Most EU Council Presidencies come and go and are quickly forgotten. Sometimes however they are memorable because they conclude important and difficult dossiers, overcome long deadlocks or contribute to changing the overall direction or momentum of the EU. The upcoming Dutch Presidency in the first half of 2016 could stand out, not only because it comes at a time that the EU faces existential challenges such as the rise in Euroscepticism, the immigration crisis at the EU borders, the looming threat of Britain leaving the EU and the continuing economic crisis, with Grexit still a possibility, but also because it could be just the right Presidency at the right time. Together with the Dutch Public Affairs firm IvCB, FTI Consulting takes a closer look at the upcoming Presidency and analyses what it could mean for business.

The Ideal Presidency?
The rotating EU Council Presidencies have the role to chair Council meetings and to facilitate and drive the negotiations on the dossiers that are under discussion. The Dutch Presidency could carry out that role very successfully. As one of the EU’s founding Members, the Netherlands has already been responsible for 11 Council Presidencies. This, together with its famously efficient administration, should ensure that the six months run smoothly from an organisational point of view. The Netherlands is also particularly well prepared, having consulted many stakeholders on the key issues over the past years. Hence its ministries will be very familiar with the different positions on the key dossiers and should be able to chair negotiations effectively. It might also be an advantage that the Netherlands is a relatively small but highly respected country, placed geographically and in terms of substance between three major Member States – France, Germany and the UK – which could make it an ideal broker, a position strengthened by a culture of pragmatism and problem-solving.

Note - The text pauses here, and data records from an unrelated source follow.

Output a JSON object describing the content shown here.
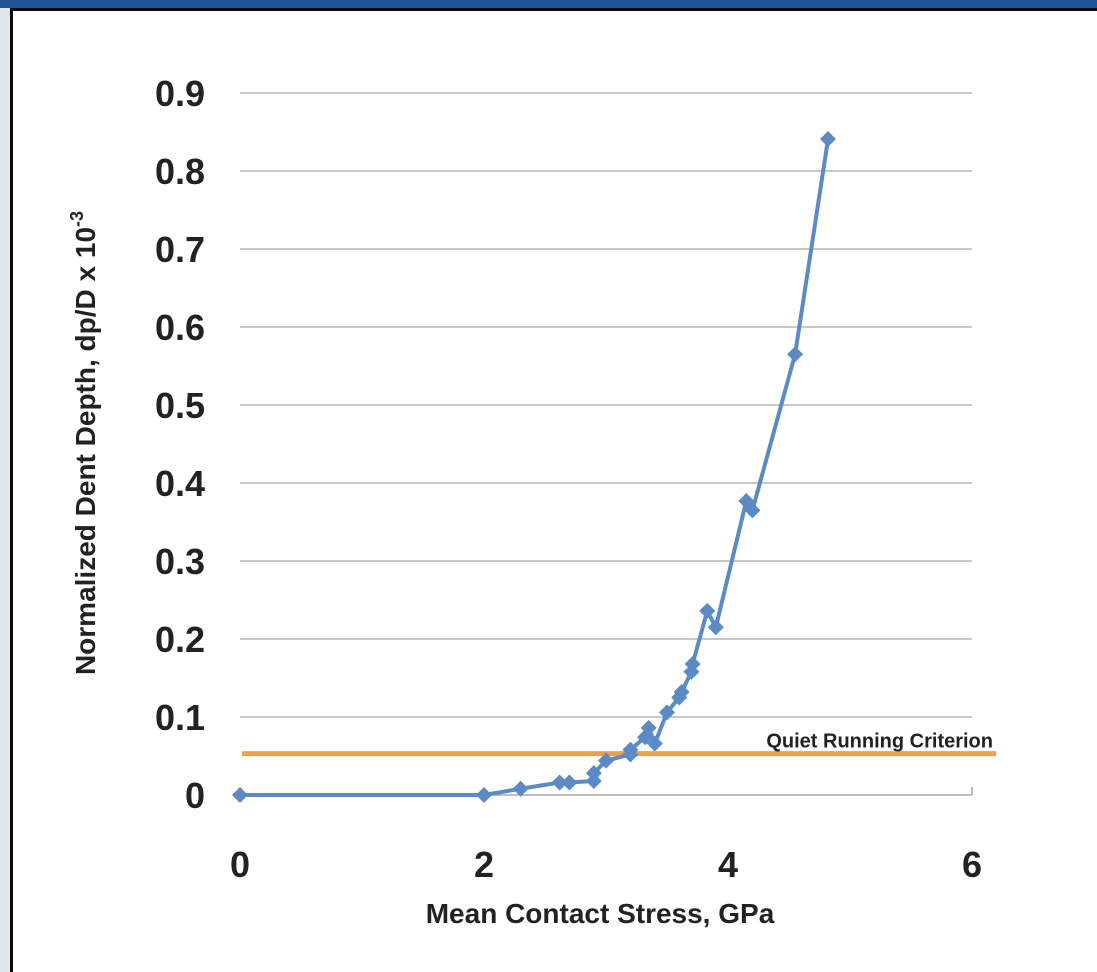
{
  "colors": {
    "series": "#5b8ac4",
    "reference_line": "#f0a04b",
    "grid": "#a8a8a8",
    "frame_bar": "#1f5597"
  },
  "chart_data": {
    "type": "line",
    "title": "",
    "xlabel": "Mean Contact Stress, GPa",
    "ylabel": "Normalized Dent Depth, dp/D x 10",
    "ylabel_superscript": "-3",
    "xlim": [
      0,
      6
    ],
    "ylim": [
      0,
      0.9
    ],
    "x_ticks": [
      "0",
      "2",
      "4",
      "6"
    ],
    "y_ticks": [
      "0",
      "0.1",
      "0.2",
      "0.3",
      "0.4",
      "0.5",
      "0.6",
      "0.7",
      "0.8",
      "0.9"
    ],
    "grid": "horizontal",
    "marker": "diamond",
    "series": [
      {
        "points": [
          [
            0,
            0
          ],
          [
            2.0,
            0.0
          ],
          [
            2.3,
            0.008
          ],
          [
            2.62,
            0.016
          ],
          [
            2.7,
            0.016
          ],
          [
            2.9,
            0.018
          ],
          [
            2.9,
            0.028
          ],
          [
            3.0,
            0.044
          ],
          [
            3.2,
            0.052
          ],
          [
            3.2,
            0.058
          ],
          [
            3.32,
            0.074
          ],
          [
            3.35,
            0.086
          ],
          [
            3.4,
            0.066
          ],
          [
            3.5,
            0.106
          ],
          [
            3.6,
            0.125
          ],
          [
            3.62,
            0.132
          ],
          [
            3.7,
            0.158
          ],
          [
            3.71,
            0.168
          ],
          [
            3.83,
            0.236
          ],
          [
            3.9,
            0.215
          ],
          [
            4.15,
            0.377
          ],
          [
            4.2,
            0.365
          ],
          [
            4.55,
            0.565
          ],
          [
            4.82,
            0.841
          ]
        ]
      }
    ],
    "reference_lines": [
      {
        "label": "Quiet Running Criterion",
        "y": 0.053
      }
    ]
  }
}
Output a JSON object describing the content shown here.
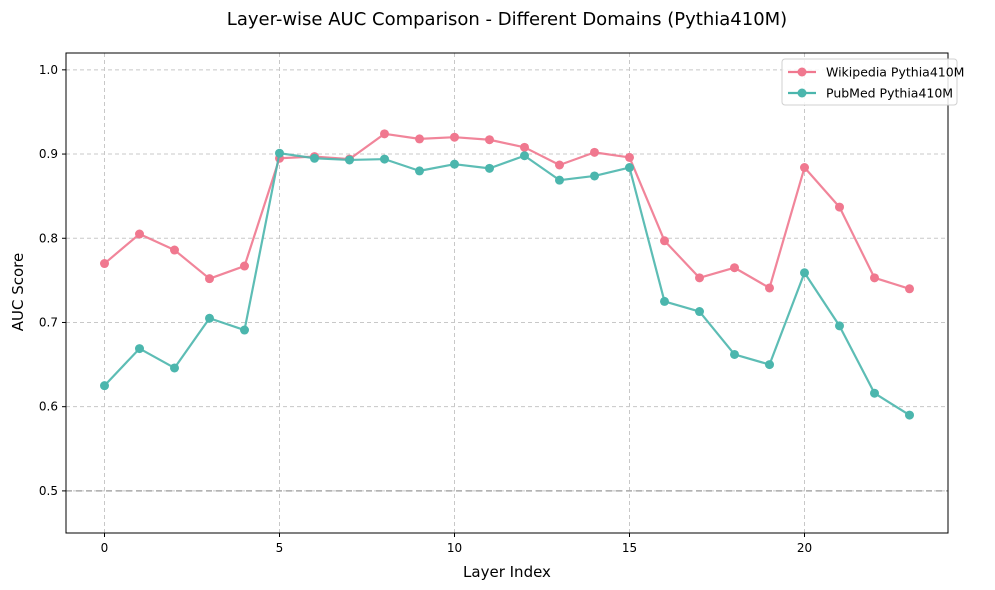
{
  "chart_data": {
    "type": "line",
    "title": "Layer-wise AUC Comparison - Different Domains (Pythia410M)",
    "xlabel": "Layer Index",
    "ylabel": "AUC Score",
    "xlim": [
      -1.1,
      24.1
    ],
    "ylim": [
      0.45,
      1.02
    ],
    "xticks": [
      0,
      5,
      10,
      15,
      20
    ],
    "yticks": [
      0.5,
      0.6,
      0.7,
      0.8,
      0.9,
      1.0
    ],
    "ytick_labels": [
      "0.5",
      "0.6",
      "0.7",
      "0.8",
      "0.9",
      "1.0"
    ],
    "grid": true,
    "legend_position": "top-right",
    "reference_line": {
      "y": 0.5,
      "color": "#aaaaaa"
    },
    "x": [
      0,
      1,
      2,
      3,
      4,
      5,
      6,
      7,
      8,
      9,
      10,
      11,
      12,
      13,
      14,
      15,
      16,
      17,
      18,
      19,
      20,
      21,
      22,
      23
    ],
    "series": [
      {
        "name": "Wikipedia Pythia410M",
        "color": "#f0788f",
        "values": [
          0.77,
          0.805,
          0.786,
          0.752,
          0.767,
          0.895,
          0.897,
          0.894,
          0.924,
          0.918,
          0.92,
          0.917,
          0.908,
          0.887,
          0.902,
          0.896,
          0.797,
          0.753,
          0.765,
          0.741,
          0.884,
          0.837,
          0.753,
          0.74
        ]
      },
      {
        "name": "PubMed Pythia410M",
        "color": "#4bb6ad",
        "values": [
          0.625,
          0.669,
          0.646,
          0.705,
          0.691,
          0.901,
          0.895,
          0.893,
          0.894,
          0.88,
          0.888,
          0.883,
          0.898,
          0.869,
          0.874,
          0.884,
          0.725,
          0.713,
          0.662,
          0.65,
          0.759,
          0.696,
          0.616,
          0.59
        ]
      }
    ]
  }
}
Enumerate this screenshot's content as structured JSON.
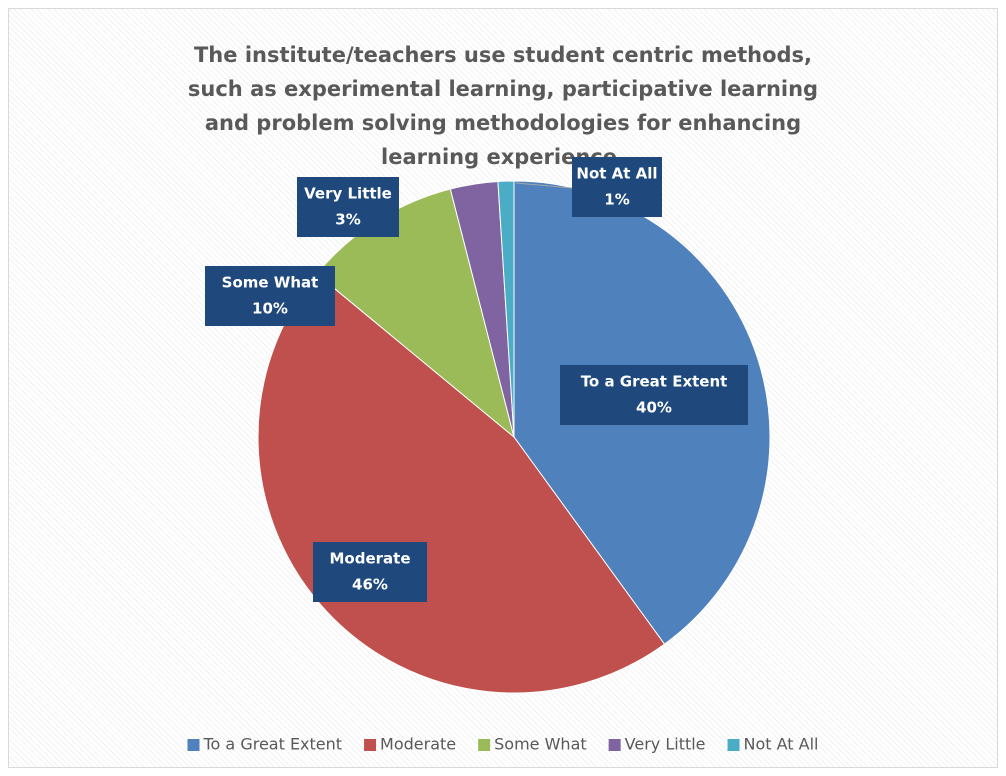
{
  "chart_data": {
    "type": "pie",
    "title": "The institute/teachers use student centric methods, such as experimental learning, participative learning and problem solving methodologies for enhancing learning experience.",
    "categories": [
      "To a Great Extent",
      "Moderate",
      "Some What",
      "Very Little",
      "Not At All"
    ],
    "values": [
      40,
      46,
      10,
      3,
      1
    ],
    "value_labels": [
      "40%",
      "46%",
      "10%",
      "3%",
      "1%"
    ],
    "colors": [
      "#4f81bd",
      "#c0504d",
      "#9bbb59",
      "#8064a2",
      "#4bacc6"
    ],
    "legend": "bottom"
  }
}
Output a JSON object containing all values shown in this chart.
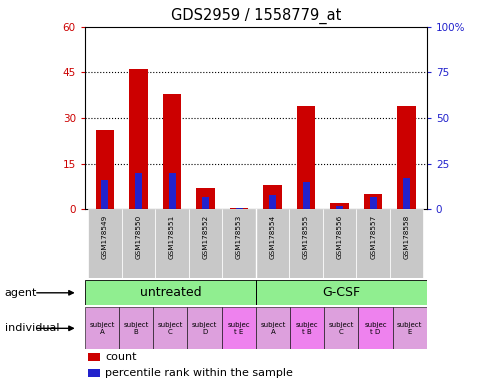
{
  "title": "GDS2959 / 1558779_at",
  "samples": [
    "GSM178549",
    "GSM178550",
    "GSM178551",
    "GSM178552",
    "GSM178553",
    "GSM178554",
    "GSM178555",
    "GSM178556",
    "GSM178557",
    "GSM178558"
  ],
  "counts": [
    26,
    46,
    38,
    7,
    0.5,
    8,
    34,
    2,
    5,
    34
  ],
  "percentile_ranks": [
    16,
    20,
    20,
    7,
    0.5,
    8,
    15,
    2,
    7,
    17
  ],
  "ylim_left": [
    0,
    60
  ],
  "ylim_right": [
    0,
    100
  ],
  "yticks_left": [
    0,
    15,
    30,
    45,
    60
  ],
  "yticks_right": [
    0,
    25,
    50,
    75,
    100
  ],
  "individuals": [
    "subject\nA",
    "subject\nB",
    "subject\nC",
    "subject\nD",
    "subjec\nt E",
    "subject\nA",
    "subjec\nt B",
    "subject\nC",
    "subjec\nt D",
    "subject\nE"
  ],
  "individual_colors": [
    "#dda0dd",
    "#dda0dd",
    "#dda0dd",
    "#dda0dd",
    "#ee82ee",
    "#dda0dd",
    "#ee82ee",
    "#dda0dd",
    "#ee82ee",
    "#dda0dd"
  ],
  "bar_color_red": "#cc0000",
  "bar_color_blue": "#2222cc",
  "legend_count_label": "count",
  "legend_percentile_label": "percentile rank within the sample",
  "agent_label": "agent",
  "individual_label": "individual",
  "bg_color": "#ffffff",
  "sample_area_color": "#c8c8c8",
  "agent_color": "#90ee90",
  "dotted_yticks": [
    15,
    30,
    45
  ]
}
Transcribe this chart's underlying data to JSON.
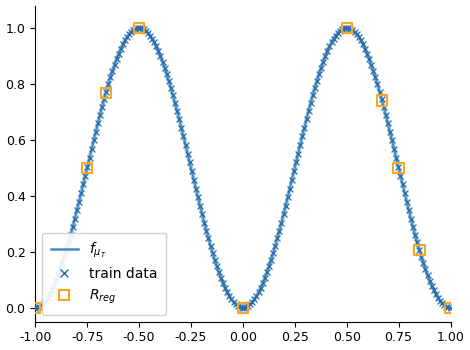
{
  "title": "",
  "xlim": [
    -1.0,
    1.0
  ],
  "ylim": [
    -0.05,
    1.08
  ],
  "xlabel": "",
  "ylabel": "",
  "line_color": "#4c8cbf",
  "line_color_light": "#a8d4f0",
  "train_marker_color": "#2b6ca8",
  "reg_marker_color": "#f5a623",
  "legend_labels": [
    "$f_{\\mu_T}$",
    "train data",
    "$R_{reg}$"
  ],
  "xticks": [
    -1.0,
    -0.75,
    -0.5,
    -0.25,
    0.0,
    0.25,
    0.5,
    0.75,
    1.0
  ],
  "yticks": [
    0.0,
    0.2,
    0.4,
    0.6,
    0.8,
    1.0
  ],
  "background_color": "#ffffff",
  "n_line_points": 600,
  "n_train_points": 200,
  "reg_x": [
    -1.0,
    -0.75,
    -0.66,
    -0.5,
    0.0,
    0.5,
    0.67,
    0.75,
    0.85,
    1.0
  ],
  "figsize": [
    4.7,
    3.5
  ],
  "dpi": 100
}
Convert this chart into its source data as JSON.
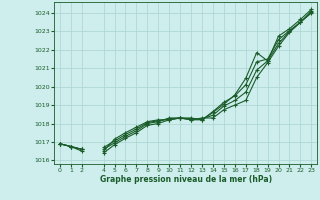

Most notably, some of the most influential EU officials in key positions are Dutch. Former Dutch Foreign Minister Frans Timmermans, First Vice-President of the European Commission and in charge of its better regulation agenda, is currently one of the most powerful officials in the EU. Together with fellow Dutchman Alexander Italianer, the European Commission’s Secretary-General, Timmermans has strong influence over the actual work of the Commission.